Легенда о Прометее

Ковалев Александр
Помню детство в одной из безымянных российских деревень. Пятилетний, или около того, сажусь за стол, покрытый цветастой клеёнкой, в маленькой проходной кухне низкой избы. На столе лежит ложка, и больше ничего. Над столом, сбоку в стене – небольшое окно, как в поезде, перекрещенное облупившимся деревянным крестом рамы. Из окна светит внутрь тусклое зимнее солнце. За стеклом – медленно всплывает рожа взрослого мужика, лет тридцати, но тогда для меня все были взрослыми. Лицо – грязное, щербатое, серо-коричневого оттенка. На голове – шапка-ушанка из неопределённого искусственного меха со слипшимися волокнами, причём одно ухо поднято вертикально, и лихо изогнуто на верхушке, как у охотничьей собаки, почуявшей зверя, а другое ухо – печально висит, как у спаниеля, заканчиваясь длинной и тонкой меховой соплёй. Мужик смотрел на меня сквозь окно немигающими глазами. Прометей. Так его звали. Не знаю, почему – возможно, какая-то мода сталинских времён. Он родился когда-то очень давно – сам, без родителей, как говорили в деревне – непорочно. Имел тяжёлый врождённый дефект умственного развития, поэтому говорить не умел – просто ходил по деревне, и заглядывал людям в окна, надо ведь что-то в жизни делать. Прометей всегда был при одной и той же шапке – и зимой, и летом. В деревне говорили, что его шапка обладает чудесными свойствами. Давно, в начале, Прометея выгоняли со дворов – на улицу выбегали мужики с палками и вилами, как только в окне показывалась его грязно-серая рожа, и обвисшая меховая шапка. После – надоело, и плюнули, благо никакого ущерба он не наносил. Пусть смотрит – скрывать что-либо от Прометея людям в деревне было совершенно нечего. Правда, иногда случалось, что он находил двери в дома – люди, мирно устроившись вечером за столом, или под телевизором, вдруг слышали шум из тёмной горницы – это Прометей, найдя дверь, копошился у входа. Вот тогда уже бежали, и Прометея изгоняли – все, кто был в доме, мужики, бабки, дети.

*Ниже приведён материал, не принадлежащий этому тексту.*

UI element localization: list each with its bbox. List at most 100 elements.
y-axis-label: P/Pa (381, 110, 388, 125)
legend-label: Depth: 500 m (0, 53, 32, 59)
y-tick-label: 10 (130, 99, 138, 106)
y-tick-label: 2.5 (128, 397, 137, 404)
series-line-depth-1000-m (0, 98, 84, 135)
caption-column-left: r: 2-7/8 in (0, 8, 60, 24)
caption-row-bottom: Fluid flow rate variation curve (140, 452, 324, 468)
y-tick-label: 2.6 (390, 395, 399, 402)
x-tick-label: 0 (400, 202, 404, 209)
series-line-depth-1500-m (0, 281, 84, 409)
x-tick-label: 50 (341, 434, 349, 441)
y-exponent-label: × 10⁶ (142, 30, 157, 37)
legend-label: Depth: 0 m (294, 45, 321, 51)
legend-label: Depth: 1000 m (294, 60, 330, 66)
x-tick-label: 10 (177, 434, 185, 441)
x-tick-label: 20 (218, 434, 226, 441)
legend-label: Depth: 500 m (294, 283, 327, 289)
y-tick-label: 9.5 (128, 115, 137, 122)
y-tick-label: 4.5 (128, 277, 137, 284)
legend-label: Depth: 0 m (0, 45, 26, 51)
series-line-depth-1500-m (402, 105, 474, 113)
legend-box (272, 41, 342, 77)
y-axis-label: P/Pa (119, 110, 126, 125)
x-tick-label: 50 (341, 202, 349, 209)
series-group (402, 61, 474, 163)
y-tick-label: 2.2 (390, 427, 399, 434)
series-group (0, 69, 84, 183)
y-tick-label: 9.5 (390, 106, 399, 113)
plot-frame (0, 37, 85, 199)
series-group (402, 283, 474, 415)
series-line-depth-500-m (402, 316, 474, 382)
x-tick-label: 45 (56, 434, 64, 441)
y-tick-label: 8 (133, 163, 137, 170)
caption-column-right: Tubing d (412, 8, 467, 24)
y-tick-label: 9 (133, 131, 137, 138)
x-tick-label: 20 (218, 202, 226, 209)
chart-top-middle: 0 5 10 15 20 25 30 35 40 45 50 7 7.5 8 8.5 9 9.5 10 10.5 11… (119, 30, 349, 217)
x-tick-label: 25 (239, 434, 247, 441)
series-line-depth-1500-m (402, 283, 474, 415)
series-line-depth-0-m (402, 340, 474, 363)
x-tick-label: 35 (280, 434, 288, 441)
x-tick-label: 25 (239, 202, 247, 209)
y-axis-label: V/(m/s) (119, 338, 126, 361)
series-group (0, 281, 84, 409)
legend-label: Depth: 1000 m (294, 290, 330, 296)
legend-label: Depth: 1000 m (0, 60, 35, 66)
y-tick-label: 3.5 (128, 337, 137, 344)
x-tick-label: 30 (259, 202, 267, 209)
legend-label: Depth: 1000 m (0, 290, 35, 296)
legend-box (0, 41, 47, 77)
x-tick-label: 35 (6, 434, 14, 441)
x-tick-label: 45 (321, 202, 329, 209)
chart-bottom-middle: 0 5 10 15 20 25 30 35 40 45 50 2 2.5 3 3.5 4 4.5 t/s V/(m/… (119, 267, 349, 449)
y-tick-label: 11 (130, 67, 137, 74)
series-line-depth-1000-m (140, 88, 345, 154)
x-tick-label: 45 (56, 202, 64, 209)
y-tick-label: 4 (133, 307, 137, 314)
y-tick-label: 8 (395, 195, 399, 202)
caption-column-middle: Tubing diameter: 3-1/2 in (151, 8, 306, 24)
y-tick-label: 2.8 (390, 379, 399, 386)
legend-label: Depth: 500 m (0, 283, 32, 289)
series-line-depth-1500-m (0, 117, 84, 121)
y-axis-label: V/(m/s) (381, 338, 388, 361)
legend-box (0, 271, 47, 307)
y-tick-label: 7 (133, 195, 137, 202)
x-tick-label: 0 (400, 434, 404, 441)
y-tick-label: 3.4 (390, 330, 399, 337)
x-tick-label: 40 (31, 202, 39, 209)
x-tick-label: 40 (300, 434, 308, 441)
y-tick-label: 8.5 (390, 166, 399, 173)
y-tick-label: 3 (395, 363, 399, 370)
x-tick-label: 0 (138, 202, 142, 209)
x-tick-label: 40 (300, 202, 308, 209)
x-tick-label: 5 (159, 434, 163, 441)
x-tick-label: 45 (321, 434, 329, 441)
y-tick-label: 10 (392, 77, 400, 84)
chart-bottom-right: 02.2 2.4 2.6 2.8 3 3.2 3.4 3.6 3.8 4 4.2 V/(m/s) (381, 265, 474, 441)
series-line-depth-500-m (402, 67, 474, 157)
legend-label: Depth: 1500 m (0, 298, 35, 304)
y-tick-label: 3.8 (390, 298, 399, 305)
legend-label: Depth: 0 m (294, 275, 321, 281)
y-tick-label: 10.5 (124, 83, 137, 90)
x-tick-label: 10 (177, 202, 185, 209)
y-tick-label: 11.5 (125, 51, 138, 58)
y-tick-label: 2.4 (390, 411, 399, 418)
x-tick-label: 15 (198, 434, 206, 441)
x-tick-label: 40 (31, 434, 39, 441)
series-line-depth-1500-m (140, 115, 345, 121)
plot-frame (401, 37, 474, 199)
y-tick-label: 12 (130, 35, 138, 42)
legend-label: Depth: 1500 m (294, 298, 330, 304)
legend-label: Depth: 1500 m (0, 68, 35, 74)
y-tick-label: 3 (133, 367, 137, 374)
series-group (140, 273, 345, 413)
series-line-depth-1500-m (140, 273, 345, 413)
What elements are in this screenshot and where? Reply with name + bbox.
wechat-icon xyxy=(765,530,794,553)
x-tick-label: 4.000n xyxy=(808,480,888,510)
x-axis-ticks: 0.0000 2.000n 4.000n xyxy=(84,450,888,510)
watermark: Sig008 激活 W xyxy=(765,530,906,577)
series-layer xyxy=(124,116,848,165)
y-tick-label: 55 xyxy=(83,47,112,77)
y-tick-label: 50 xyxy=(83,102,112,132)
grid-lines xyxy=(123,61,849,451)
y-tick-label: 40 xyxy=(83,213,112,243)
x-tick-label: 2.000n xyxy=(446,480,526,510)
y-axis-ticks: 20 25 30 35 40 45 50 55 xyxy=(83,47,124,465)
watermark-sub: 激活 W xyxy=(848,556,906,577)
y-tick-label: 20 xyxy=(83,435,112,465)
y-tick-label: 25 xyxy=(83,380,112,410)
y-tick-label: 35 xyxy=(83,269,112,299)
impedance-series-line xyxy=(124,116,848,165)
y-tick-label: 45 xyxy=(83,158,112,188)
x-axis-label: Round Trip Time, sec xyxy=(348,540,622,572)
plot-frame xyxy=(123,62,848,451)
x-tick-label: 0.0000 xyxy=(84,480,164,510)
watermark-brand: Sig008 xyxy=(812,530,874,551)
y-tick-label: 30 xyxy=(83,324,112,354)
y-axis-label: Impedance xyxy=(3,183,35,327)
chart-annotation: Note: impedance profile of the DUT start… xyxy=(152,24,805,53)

После началась первая волна эмиграции из деревни. Те из репатриантов, кто помоложе, и ещё верили в жизнь – уезжали в город. Другие же, которые постарше, и уже не верили – уезжали в другую сторону, на кладбище. Если бы кому-то вздумалось писать историю безымянной деревни, он бы увидел, что помимо двух направлений репатриации оттуда было также несколько алий, разделённых во времени. Я уехал в первую. В последнюю – последний старик, в направлении кладбища. Он шёл сам, неся на спине гроб – других людей в деревне уже не осталось. Вечером Прометей молча ходил по дворам, и заглядывал в пустые окна. Поняв, что выгонять его уже никто не будет, Прометей заходил в двери, долго копошился в горнице, садился на стулья, и сидел, и молчал. Кажется, он был вечен…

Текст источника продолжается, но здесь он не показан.